Dia mengatakan kabinetnya “akan bekerja merumuskan visi untuk menyatukan kembali lembaga-lembaga, termasuk memikul tanggung jawab untuk Gaa”.
Presiden Abbas, 88, didorong oleh Amerika Serikat untuk mengguncang otoritas yang berderit sehingga dapat menyatukan kembali Tepi Barat yang diduduki dan menghancurkan Gaa di bawah satu pemerintahan setelah perang.
Otoritas Palestina hampir tidak memiliki pengaruh atas Gaa sejak Hamas mengambil alih kekuasaan di sana pada 2007 dari partai Fatah pimpinan Abbas.
Menteri Luar Negeri Antony Blinken mendesak Abbas untuk melakukan “reformasi administrasi” ketika kedua pria itu bertemu pada Januari.
Pemerintahan Abbas yang berbasis di Ramallah telah terhambat oleh pendudukan Israel selama puluhan tahun di Tepi Barat dan ketidakpopulerannya sendiri.
Mustafa, seorang ekonom dan penasihat lama Abbas, mengatakan “rekonstruksi” wilayah Palestina adalah tujuan utamanya, dengan Gaa hancur setelah enam bulan pemboman Israel sebagai pembalasan atas serangan 7 Oktober.
Kabinet barunya terdiri dari 23 menteri dan termasuk empat wanita dan enam menteri dari Gaa, di antaranya mantan walikota Kota Gaa Maged Abu Ramadan yang telah diberi portofolio kesehatan.
Di antara wajah-wajah perempuan baru adalah Varsen Aghabekian, seorang akademisi Palestina-Armenia yang akan bekerja bersama Mustafa di kementerian luar negeri, yang juga ia kendalikan.

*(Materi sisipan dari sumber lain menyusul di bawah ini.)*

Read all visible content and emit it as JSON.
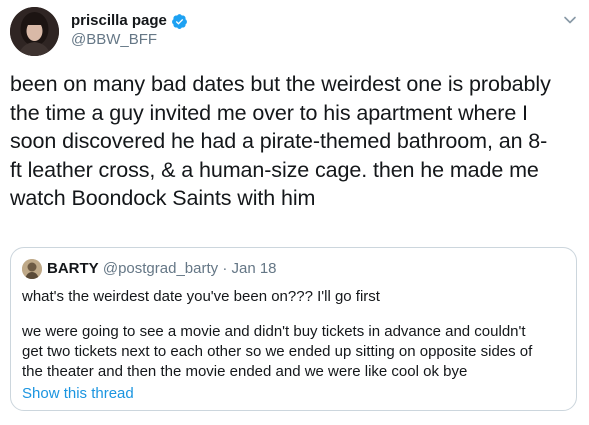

Perdana menteri, yang sebelumnya bekerja untuk Bank Dunia, mengatakan masalah pelik Yerusalem timur yang dicaplok Israel juga merupakan prioritas utama bersama dengan “perang melawan korupsi”.
Tetapi banyak yang meragukan apakah Otoritas Palestina – yang telah dirundung perpecahan, skandal korupsi dan kecenderungan otoriter pemimpinnya yang menua – dapat menjadi pemain yang kredibel dalam kesepakatan di masa depan.
Ali Jarbawi, mantan menteri PA dan ilmuwan politik, mengatakan pihaknya menghadapi tantangan besar di semua lini.
“Itu bangkrut dan berhutang dan tidak dapat membayar gajinya, sehingga membutuhkan dukungan keuangan segera,” katanya.
Dan itu perlu diterima oleh kedua faksi Palestina – Fatah yang mengendalikan Tepi Barat dan Hamas di Gaa.
“Ketiga, perlu horion politik, dari masyarakat internasional, dan komitmen terhadap solusi dua negara,” kata Jarbawi.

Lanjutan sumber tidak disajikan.